Submitted to: The Canadian Entomologist
Publication Type: Peer Reviewed Journal
Publication Acceptance Date: 10/9/2013
Publication Date: 3/31/2014
Citation: Hock, V., Chouinard, G., Lucas, E., Cormier, D., Leskey, T.C., Wright, S.E., Zhang, A., Pichette, A. 2014. Establishing abiotic and biotic factors necessary for reliable male pheromone production and attraction to pheromones by female plum curculios Conotrachelus nenuphar (Coleoptera: Curculionidae). The Canadian Entomologist.
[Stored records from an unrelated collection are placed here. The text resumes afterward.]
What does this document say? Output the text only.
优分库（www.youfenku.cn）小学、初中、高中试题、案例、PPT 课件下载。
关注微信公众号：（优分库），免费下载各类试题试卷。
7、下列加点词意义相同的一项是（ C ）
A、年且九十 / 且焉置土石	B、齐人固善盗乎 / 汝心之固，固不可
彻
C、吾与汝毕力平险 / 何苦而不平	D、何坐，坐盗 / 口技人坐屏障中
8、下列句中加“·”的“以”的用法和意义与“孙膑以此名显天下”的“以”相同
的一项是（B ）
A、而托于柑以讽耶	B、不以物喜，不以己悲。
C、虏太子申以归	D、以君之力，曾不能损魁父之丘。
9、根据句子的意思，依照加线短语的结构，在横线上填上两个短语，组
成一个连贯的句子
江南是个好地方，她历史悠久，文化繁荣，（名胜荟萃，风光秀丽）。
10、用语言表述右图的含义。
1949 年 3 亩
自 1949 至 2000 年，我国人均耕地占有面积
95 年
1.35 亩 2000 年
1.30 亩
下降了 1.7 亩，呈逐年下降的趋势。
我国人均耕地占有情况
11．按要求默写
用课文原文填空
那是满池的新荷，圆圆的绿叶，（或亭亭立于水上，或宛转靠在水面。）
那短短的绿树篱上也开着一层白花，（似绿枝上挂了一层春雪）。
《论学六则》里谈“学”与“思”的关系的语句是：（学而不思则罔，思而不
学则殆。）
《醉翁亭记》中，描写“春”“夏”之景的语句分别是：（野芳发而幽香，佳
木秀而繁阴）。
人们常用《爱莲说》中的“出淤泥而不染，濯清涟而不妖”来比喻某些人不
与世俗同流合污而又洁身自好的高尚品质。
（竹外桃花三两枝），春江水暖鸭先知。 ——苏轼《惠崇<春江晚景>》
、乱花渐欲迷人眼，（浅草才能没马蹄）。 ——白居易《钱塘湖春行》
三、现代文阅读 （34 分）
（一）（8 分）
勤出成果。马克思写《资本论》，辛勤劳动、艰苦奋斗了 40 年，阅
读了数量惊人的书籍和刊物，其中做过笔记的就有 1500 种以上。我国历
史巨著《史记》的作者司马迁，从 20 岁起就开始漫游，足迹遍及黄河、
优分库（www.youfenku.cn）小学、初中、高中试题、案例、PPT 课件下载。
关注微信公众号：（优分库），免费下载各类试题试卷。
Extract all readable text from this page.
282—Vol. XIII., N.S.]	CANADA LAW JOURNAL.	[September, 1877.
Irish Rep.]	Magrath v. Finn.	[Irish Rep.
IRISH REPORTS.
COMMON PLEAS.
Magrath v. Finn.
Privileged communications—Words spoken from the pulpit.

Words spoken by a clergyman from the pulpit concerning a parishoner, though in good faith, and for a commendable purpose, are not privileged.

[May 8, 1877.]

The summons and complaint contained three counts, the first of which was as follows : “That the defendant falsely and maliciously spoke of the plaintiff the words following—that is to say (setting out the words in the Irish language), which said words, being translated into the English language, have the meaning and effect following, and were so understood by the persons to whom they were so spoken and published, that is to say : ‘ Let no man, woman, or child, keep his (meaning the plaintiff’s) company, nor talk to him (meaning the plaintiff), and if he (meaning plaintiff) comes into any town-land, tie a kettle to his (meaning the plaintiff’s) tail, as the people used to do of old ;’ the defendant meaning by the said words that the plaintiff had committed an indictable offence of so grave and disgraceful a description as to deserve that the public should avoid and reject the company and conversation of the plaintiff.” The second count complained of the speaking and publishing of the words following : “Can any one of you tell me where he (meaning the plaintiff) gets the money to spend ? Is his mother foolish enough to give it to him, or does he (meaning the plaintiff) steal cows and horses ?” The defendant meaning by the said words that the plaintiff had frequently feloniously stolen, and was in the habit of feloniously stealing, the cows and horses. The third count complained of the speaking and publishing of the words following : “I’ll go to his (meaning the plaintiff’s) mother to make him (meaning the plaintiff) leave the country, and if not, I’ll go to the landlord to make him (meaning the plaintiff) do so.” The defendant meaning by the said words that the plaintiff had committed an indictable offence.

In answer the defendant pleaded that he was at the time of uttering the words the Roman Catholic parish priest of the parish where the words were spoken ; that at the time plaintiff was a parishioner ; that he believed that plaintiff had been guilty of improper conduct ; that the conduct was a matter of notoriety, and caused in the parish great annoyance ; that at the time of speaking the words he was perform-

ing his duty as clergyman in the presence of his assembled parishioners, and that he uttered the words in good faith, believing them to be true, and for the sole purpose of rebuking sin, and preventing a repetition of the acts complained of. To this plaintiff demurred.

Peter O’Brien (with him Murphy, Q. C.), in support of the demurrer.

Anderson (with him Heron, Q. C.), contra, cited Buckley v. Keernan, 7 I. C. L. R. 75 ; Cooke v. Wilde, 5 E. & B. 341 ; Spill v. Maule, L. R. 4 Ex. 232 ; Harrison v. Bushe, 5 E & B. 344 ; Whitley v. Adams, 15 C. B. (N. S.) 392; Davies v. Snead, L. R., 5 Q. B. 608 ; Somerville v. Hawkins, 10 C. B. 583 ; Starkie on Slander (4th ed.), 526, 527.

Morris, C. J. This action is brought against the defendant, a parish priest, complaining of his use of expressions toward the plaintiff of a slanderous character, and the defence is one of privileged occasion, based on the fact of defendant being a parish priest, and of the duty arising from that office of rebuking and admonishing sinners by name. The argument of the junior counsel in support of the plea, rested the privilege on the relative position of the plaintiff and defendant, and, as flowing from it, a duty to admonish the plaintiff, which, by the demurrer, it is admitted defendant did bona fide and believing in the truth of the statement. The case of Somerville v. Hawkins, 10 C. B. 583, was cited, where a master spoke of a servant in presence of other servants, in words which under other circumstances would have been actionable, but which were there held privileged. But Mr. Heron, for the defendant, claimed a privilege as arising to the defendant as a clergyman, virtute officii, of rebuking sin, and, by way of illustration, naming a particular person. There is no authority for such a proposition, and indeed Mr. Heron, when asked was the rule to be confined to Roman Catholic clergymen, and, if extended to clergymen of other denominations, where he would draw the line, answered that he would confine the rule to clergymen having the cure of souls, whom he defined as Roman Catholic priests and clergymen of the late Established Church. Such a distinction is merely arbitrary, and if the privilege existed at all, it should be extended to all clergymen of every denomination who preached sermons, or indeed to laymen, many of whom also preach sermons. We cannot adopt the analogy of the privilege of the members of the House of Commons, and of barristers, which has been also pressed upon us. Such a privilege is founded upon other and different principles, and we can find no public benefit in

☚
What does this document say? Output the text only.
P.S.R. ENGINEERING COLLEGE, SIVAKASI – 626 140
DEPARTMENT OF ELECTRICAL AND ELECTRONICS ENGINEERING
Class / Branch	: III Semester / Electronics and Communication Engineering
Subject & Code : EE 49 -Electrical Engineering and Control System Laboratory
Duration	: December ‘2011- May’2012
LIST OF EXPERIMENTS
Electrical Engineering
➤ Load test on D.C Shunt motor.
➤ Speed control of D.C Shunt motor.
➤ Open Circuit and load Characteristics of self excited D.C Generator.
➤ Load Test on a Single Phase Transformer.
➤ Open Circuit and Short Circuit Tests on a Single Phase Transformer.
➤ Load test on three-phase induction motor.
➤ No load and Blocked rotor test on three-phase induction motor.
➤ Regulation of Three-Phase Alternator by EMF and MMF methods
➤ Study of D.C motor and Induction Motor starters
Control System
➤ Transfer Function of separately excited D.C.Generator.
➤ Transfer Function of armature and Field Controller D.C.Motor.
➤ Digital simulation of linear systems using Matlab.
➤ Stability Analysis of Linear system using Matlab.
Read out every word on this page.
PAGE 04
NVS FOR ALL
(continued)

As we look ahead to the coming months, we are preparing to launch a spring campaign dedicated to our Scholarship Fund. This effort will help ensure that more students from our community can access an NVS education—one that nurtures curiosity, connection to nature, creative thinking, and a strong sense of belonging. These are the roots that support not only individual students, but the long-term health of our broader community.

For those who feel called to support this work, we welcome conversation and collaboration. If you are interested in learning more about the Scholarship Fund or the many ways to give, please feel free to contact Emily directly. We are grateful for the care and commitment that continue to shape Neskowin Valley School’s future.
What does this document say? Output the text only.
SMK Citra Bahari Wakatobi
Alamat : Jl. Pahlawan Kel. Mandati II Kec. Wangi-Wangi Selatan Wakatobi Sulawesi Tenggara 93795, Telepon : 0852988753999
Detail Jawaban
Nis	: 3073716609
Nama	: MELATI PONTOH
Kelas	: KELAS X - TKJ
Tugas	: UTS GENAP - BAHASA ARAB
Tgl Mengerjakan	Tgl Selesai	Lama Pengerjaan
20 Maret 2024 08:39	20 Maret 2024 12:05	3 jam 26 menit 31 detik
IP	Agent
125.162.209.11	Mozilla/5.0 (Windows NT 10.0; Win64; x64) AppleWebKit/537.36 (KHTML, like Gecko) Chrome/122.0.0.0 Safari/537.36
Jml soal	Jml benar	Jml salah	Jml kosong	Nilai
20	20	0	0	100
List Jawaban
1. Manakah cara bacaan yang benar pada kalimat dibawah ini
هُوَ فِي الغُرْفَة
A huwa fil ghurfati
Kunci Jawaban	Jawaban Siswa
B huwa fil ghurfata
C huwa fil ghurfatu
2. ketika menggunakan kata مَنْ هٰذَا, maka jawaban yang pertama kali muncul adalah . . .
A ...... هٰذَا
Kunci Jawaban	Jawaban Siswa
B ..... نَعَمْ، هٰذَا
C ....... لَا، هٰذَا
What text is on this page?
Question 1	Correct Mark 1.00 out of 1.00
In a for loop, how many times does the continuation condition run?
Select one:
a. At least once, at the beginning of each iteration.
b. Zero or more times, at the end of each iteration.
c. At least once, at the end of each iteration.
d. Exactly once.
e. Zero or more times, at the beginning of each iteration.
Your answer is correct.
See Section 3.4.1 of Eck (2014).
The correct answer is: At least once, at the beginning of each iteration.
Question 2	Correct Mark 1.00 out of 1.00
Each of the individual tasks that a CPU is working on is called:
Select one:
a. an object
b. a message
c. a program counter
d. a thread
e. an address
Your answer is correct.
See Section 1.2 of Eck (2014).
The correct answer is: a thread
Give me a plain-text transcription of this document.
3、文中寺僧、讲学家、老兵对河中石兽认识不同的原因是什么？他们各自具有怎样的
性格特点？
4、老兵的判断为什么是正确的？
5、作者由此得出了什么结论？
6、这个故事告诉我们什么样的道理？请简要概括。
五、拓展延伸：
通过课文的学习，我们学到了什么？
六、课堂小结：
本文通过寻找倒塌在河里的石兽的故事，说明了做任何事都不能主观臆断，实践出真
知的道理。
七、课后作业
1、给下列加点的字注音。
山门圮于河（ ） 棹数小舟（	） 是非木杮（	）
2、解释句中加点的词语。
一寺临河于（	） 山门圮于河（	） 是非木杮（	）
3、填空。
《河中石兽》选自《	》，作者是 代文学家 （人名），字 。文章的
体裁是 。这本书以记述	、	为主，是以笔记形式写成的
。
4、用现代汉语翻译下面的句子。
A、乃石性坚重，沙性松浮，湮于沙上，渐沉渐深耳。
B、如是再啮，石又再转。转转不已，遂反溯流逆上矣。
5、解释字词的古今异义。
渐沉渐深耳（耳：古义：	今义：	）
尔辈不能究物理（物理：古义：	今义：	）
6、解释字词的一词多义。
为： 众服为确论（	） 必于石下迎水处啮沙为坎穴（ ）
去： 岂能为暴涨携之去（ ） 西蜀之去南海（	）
DOI: 10.4039/tce.2014.1. Interpretive Summary: The plum curculio (PC) is a destructive pest of stone and pome fruit in eastern North America. Both adult males and females feed on developing fruits and fruit buds. Adult females also lay eggs in developing fruit soon after petal fall. Subsequent larval feeding can lead to either severe scarring or fruit drop, capable of damaging 90% of fruit at harvest. There has been a great deal of effort directed toward development of trap-based monitoring systems for use against plum curculio in commercial orchards. A male-produced aggregation attractant has been reported to attract both sexes. However, the activity was not significant and consistent in field conditions. In order to determine which physiological factors influenced male attraction to females and female response to males, a series of laboratory bioassays has been conducted. We discovered that mating status, temperature, and humidity greatly influence the male pheromone production and female response. Information obtained from this study will help scientists and growers better understand the physiological life stages for PC and facilitate development of more efficient detection and monitoring tools for its management.
Technical Abstract: The plum curculio Conotrachelus nenuphar (Herbst) (Coleoptera: Curculionidae) is a key pest of stone and pome fruit. Though grandisoic acid was identified as a male-produced aggregation pheromone for this species, other components likely exist, as have been identified various curculionids. To determine these components an understanding of conditions necessary for optimum pheromone production/attraction is needed. Tests were conducted in a dual-choice still-air vertical olfactometer using live male plum curculios odour sources and live females responders, to determine which physiological factors influenced female response. For both strains the odor of two virgin males elicited significantly greater and consistent attraction from mature virgin females compared to the control. Head-space collections of grandisoic acid production under various conditions (flow rate/frequency, collection strata, humidity, temperature, harborage) revealed that plum curculio produce grandisoic acid under high humidity in the presence of fruit. EAGs revealed significant responses to Grandlures I, II, III/IV and the positive enantiomere grandisoic acid: the amplitude of the signal varied with concentration. Our data identify the optimal physiological state/conditions at which pheromone collections should be performed, and what life stages respond to these stimuli. These results have implications for optimizing monitoring tools for this crop pest.